The Matrix of Pompous Portentiousness

The danger, they say, is when you believe your own press.

With the extravagantly lavish praise heaped upon the first Matrix, it was perhaps inevitable that the Wachowski Brothers would start to believe they really were as deep and important as the average 14-year-old thinks he is.

The fun is off the Matrix. And it didn’t last very long. The first Matrix already displayed an unfortunate tendency towards ritualistic fetishistic worship of dry straight faces and black robes and leather and posture.

This is a church that believes in its own rituals– always a pathetic development, but made more so by the frenzied extravagance of these rituals.

And, as is the case frequently in these type of “heroic” films– the behavior of the “good” guys is just about as repugnant, fascistic, and oppressive as the “bad” guys.

Every ship has been home more often than the Nebuchadnezzar. How damn bloody seriously heroic of you. And why is Zion such an ugly, dismal place if this is supposed to be where the people with passion for life live?

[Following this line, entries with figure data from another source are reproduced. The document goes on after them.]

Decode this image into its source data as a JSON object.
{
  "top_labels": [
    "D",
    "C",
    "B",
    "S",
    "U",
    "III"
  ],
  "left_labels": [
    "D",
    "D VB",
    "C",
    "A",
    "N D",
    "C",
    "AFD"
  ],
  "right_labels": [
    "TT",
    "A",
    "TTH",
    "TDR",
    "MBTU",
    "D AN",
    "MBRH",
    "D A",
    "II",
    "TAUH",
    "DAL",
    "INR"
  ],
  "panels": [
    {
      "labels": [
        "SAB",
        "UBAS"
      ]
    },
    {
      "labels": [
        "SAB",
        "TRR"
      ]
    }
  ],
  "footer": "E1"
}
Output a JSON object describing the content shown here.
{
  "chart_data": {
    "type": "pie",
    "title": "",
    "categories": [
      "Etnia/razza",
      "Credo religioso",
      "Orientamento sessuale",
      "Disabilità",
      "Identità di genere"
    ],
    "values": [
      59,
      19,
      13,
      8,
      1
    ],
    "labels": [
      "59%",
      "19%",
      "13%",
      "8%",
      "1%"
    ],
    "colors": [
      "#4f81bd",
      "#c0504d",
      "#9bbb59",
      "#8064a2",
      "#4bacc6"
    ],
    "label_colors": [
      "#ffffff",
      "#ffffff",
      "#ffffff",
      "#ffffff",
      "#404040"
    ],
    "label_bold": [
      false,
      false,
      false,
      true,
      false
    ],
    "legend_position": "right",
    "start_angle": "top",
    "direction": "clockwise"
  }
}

There’s no poetry in this story. Morpheus rallies the Zionites like a varsity football coach rallying the freshmen.

The romance between Trinity and Neo– oh my! You! No, you! No, you! Their love-making echoes the orgiastic dance in the cave, but it’s a rather conventional approach for the messiah: missionary position. Trinity, when she speaks to Neo, sounds a lot like mommy. “It’s okay, you can tell me. Don’t be afraid.” He’s the messiah, but mommy is trying to persuade him to confide his prissy little secrets with her. “The one” is a self-pitying narcissist.

There are good reasons why, in real life, our society never allows lovers or married couples to work together as cops or soldiers. Matrix Reloaded is a good illustration of why. Among other things, there is a great danger that co-workers will become nauseous.

The dialogue is very lame.

Morpheus: “Good night, Zion.”
Counselor: “It’s nice tonight.”
Counselor: “But it makes me wonder– just what is control?”

The fight between Neo and the guide, the man who “protects that which matters most” who leads him to the Oracle, is inexcusably coy– he “had to be sure” that he really was the chosen one, by doing a little kung fu, here? Really? Or just a clumsy plot device. Not just an excuse for a little action instead of exposition here?

The visit to the key-maker, which reminds me of the Monty Python and the Holy Grail sequence with the French knight hurtling insults from the castle wall– was intriguing. The Merovingian is difficult and uncooperative, and utters one of the movies’ few memorable lines (about swearing in French), and you keep waiting for Neo to grab the The Merovingian and start beating it out of him, but instead they get into the elevator and leave. Then Persephone (Monica Belucci) invites them to come see the key-maker, while The Merovingian is in the women’s washroom getting lipstick on his ….

Trinity tidily closes her eyes when she dies– this movie is aimed at kids.